Krishna Stone, a spokeswoman for Gay Men’s Health Crisis, a non-profit organization committed to national leadership in the fight against AIDS, learned the hard way how few choices there are for parents seeking Latin and Black dolls. The organization managed to gather more than 150 dolls to place on the steps of City Hall in New York on Tuesday, highlighting depressing statistics about women’s health (such as the AIDS rate), and calling politicians and community leaders to action.
But finding dolls to accurately represent the statistics, particularly those affecting women of color, proved easier said than done. According to New York City’s Department of Health, 90% of women living with H.I.V. and 94% of new infections in teenage girls are among Blacks and Hispanics. But the fact of the matter is that most dolls made are still white, despite the fact that "minorities" now make up 43 percent of the population of the United States under 20-years-old.

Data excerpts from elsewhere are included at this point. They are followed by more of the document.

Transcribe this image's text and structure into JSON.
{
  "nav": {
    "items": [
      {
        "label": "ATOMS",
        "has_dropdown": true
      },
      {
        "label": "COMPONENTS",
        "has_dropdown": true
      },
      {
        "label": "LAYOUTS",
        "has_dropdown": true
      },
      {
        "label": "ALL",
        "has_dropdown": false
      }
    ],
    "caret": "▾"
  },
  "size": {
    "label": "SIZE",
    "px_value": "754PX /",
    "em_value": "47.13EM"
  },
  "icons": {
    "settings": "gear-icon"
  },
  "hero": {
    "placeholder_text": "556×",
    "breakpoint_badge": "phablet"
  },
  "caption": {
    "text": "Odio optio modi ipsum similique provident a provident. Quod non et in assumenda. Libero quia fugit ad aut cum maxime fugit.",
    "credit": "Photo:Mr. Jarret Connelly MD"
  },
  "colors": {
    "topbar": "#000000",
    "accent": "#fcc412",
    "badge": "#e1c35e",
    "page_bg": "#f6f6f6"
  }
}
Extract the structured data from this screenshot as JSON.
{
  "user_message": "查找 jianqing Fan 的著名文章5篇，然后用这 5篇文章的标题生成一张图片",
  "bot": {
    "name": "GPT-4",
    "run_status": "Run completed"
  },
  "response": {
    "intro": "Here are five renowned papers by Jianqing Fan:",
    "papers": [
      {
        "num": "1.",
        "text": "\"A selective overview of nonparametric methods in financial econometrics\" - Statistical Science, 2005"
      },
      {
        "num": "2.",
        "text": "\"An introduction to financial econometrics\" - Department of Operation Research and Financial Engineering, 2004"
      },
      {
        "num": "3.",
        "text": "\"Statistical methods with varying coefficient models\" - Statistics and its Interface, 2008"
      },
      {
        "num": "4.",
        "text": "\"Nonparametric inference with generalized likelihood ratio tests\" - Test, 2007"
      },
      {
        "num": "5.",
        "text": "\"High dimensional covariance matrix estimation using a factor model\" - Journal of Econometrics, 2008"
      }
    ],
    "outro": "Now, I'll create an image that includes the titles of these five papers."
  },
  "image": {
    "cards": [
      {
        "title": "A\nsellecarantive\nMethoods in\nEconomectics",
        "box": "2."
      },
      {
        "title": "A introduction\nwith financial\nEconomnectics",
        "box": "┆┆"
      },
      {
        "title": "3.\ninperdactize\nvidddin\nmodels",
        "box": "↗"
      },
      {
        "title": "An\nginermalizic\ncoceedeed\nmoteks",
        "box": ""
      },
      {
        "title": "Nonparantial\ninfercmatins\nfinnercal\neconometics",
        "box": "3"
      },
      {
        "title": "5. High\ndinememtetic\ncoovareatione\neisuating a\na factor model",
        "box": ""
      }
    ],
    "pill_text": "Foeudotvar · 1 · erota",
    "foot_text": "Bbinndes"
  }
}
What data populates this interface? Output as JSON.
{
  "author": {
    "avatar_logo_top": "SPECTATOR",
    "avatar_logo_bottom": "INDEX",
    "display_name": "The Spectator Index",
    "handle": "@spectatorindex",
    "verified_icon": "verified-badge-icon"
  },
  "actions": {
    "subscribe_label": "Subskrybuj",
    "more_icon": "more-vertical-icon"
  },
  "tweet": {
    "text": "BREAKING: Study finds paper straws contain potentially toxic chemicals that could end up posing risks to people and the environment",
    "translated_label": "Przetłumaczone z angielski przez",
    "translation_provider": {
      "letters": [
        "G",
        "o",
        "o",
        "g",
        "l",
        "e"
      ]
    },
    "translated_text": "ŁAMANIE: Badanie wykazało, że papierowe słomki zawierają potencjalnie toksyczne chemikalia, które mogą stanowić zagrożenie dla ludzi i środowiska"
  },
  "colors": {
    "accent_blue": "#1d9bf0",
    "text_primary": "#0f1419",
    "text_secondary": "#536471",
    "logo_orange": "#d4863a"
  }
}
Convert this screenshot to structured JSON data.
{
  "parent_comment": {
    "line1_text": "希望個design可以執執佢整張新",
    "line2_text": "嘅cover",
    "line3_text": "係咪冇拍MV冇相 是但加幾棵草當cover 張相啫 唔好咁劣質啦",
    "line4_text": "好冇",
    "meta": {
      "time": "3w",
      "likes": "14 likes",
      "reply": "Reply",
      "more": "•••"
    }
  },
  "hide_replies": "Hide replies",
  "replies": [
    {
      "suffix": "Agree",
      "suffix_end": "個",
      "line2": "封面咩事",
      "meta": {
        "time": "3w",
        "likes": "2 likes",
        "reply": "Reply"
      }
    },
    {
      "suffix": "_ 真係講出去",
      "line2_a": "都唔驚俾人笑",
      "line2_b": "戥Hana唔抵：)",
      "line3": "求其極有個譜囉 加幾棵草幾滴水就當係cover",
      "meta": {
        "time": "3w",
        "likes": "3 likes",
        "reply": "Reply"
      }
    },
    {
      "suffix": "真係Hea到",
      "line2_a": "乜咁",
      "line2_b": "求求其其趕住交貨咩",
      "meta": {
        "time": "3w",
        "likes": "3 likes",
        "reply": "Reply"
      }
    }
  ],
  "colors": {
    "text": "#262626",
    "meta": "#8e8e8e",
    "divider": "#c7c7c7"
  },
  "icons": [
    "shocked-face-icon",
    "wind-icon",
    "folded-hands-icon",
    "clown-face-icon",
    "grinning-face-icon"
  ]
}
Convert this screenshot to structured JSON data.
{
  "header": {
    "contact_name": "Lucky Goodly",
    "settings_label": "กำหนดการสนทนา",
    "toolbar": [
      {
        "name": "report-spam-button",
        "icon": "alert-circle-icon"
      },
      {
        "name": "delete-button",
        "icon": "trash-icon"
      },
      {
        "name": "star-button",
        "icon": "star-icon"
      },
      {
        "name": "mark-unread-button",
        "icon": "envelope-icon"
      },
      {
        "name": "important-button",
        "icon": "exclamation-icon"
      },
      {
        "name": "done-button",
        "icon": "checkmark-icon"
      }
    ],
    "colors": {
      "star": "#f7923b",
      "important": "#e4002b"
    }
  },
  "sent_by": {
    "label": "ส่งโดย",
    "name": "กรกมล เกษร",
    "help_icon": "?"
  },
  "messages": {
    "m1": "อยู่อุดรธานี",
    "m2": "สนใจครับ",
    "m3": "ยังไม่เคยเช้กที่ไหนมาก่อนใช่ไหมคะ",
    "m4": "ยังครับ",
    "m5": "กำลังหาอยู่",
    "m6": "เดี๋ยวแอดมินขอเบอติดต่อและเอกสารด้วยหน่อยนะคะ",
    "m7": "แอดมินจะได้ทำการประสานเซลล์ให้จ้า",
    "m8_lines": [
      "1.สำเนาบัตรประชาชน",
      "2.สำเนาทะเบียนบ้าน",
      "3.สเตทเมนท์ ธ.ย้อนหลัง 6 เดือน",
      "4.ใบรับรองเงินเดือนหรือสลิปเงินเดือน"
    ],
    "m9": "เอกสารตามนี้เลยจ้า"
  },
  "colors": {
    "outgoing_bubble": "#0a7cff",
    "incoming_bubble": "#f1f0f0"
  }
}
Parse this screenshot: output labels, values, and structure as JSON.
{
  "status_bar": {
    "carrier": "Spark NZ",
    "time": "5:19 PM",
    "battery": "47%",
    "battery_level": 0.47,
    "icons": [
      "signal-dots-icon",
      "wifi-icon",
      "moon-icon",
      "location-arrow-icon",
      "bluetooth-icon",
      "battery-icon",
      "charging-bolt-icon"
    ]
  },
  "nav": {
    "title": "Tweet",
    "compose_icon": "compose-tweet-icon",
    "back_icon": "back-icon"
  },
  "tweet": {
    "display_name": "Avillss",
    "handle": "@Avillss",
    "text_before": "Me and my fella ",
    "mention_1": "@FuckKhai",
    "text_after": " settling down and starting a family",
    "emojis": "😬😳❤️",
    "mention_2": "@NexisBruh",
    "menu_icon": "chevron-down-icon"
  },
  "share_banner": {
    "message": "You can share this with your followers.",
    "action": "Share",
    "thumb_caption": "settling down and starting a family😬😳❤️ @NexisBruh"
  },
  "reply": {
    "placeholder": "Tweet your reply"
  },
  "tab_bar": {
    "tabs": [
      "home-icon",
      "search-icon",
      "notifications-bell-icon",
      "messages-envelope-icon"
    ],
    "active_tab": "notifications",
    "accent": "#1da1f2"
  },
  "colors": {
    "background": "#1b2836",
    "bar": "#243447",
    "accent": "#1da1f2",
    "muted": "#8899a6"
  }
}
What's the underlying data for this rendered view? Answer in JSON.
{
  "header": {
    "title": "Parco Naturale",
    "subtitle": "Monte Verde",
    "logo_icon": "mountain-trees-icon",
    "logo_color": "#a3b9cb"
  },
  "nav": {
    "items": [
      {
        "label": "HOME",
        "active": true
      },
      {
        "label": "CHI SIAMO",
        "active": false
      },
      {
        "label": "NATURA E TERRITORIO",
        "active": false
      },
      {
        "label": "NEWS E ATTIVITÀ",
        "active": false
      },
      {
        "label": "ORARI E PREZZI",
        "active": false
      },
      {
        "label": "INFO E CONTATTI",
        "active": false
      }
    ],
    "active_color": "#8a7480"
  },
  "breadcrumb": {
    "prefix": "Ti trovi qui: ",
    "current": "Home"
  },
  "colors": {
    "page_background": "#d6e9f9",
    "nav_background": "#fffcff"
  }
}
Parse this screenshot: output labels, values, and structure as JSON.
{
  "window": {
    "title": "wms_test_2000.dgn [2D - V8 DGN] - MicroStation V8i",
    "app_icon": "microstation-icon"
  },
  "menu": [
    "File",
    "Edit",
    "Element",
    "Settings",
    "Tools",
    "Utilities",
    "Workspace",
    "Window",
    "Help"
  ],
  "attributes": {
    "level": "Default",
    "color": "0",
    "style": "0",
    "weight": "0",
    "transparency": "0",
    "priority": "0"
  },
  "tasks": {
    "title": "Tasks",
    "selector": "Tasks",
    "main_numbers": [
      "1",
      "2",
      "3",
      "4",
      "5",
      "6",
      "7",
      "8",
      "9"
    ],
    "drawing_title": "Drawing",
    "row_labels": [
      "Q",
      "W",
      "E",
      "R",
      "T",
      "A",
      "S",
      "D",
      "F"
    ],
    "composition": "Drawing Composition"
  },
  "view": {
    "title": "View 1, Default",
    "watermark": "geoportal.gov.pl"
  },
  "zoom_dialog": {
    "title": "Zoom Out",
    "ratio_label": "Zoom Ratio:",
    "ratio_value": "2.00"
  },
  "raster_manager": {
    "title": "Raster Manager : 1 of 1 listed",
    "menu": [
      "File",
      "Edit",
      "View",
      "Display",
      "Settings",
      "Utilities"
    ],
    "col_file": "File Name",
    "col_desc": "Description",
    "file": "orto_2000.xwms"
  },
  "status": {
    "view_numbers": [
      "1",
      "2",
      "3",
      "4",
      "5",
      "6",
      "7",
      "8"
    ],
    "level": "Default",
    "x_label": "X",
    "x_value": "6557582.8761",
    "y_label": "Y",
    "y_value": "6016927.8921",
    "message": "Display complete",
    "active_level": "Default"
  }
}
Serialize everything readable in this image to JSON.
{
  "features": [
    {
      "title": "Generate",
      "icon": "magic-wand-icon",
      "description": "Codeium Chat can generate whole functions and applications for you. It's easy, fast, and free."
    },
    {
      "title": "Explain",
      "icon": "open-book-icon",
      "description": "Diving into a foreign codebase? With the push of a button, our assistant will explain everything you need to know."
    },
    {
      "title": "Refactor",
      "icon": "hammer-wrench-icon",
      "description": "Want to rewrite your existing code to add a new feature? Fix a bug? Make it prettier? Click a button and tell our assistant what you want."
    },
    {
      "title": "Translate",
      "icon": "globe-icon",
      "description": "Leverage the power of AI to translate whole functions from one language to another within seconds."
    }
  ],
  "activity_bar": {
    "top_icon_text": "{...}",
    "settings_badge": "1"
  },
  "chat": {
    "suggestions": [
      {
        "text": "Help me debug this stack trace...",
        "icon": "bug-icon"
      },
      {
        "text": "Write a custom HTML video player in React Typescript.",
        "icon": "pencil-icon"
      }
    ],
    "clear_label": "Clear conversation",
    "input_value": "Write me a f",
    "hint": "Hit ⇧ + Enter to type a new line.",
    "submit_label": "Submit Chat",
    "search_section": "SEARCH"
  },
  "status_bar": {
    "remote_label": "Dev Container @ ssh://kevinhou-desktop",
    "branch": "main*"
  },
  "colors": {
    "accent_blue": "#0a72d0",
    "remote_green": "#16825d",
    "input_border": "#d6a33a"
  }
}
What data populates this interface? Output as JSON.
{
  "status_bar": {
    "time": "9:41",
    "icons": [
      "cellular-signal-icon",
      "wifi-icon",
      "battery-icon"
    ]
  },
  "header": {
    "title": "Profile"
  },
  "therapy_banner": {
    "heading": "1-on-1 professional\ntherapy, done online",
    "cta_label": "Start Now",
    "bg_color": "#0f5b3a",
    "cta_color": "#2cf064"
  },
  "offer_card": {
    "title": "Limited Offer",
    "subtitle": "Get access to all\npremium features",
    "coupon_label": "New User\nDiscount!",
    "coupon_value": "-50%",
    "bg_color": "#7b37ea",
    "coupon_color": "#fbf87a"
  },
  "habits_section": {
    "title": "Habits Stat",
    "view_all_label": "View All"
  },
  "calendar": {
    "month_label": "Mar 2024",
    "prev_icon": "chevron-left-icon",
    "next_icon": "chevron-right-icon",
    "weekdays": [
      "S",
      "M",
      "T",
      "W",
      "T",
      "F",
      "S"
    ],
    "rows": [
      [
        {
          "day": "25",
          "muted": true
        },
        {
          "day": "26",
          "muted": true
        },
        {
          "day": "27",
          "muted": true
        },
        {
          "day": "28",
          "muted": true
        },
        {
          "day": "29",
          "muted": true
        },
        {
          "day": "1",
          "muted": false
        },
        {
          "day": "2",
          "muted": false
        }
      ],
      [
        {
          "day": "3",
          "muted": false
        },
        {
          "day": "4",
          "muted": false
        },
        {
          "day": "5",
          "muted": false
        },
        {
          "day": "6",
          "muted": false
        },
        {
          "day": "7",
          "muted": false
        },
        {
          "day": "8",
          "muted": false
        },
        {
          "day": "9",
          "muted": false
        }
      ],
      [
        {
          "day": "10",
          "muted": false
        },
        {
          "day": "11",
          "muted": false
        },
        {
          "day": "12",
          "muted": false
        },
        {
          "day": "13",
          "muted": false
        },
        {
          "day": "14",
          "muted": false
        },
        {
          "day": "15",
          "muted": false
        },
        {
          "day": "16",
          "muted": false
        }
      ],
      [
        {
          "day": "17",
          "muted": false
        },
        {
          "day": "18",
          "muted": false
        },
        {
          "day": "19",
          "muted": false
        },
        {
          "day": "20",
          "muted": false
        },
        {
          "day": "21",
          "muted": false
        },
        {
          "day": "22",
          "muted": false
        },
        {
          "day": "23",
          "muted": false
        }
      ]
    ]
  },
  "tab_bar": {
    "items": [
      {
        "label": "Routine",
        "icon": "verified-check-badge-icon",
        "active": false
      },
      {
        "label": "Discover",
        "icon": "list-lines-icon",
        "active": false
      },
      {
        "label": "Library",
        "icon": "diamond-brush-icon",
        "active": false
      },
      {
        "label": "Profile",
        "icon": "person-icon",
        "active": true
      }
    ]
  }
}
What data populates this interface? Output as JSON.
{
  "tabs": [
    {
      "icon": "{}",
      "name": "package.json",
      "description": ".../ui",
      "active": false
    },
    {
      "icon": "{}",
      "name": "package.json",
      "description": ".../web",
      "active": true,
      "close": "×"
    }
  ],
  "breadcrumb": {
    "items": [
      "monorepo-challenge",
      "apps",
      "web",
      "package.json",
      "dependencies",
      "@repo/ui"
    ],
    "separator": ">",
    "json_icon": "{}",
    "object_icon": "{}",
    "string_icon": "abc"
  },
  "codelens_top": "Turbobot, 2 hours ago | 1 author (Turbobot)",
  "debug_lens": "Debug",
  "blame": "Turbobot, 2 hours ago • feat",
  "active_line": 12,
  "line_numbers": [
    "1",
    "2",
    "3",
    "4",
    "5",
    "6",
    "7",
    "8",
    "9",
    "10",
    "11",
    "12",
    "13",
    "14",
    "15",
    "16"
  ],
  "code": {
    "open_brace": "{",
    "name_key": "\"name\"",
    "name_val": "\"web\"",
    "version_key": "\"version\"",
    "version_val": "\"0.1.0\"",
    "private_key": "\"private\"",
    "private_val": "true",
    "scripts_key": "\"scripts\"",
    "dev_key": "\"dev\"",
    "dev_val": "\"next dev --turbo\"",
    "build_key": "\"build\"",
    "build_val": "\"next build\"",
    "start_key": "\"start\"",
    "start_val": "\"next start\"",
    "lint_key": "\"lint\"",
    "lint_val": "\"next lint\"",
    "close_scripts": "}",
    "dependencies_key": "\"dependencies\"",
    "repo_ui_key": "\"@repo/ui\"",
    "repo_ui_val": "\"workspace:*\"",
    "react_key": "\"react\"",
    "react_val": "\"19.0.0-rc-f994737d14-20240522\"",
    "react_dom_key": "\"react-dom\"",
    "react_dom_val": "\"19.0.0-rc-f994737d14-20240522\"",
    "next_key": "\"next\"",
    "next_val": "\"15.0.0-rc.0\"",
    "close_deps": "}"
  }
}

Although toy makers began to diversify their products years ago, most parents are still hard-pressed to find dolls that reflect the racial and ethnic diversity of today's families. The good news is that the trend seems to be reversing. With Disney's recent announcement of its first African American princess, the success of Dora the Explorer and American Girl introducing a variety of ethnic dolls like Addy, Josefina and Kaya—more dolls with familiar faces are showing up on shelves. That being said, toy companies still have a long way to go before their products truly reflect the rich diversity of our communities.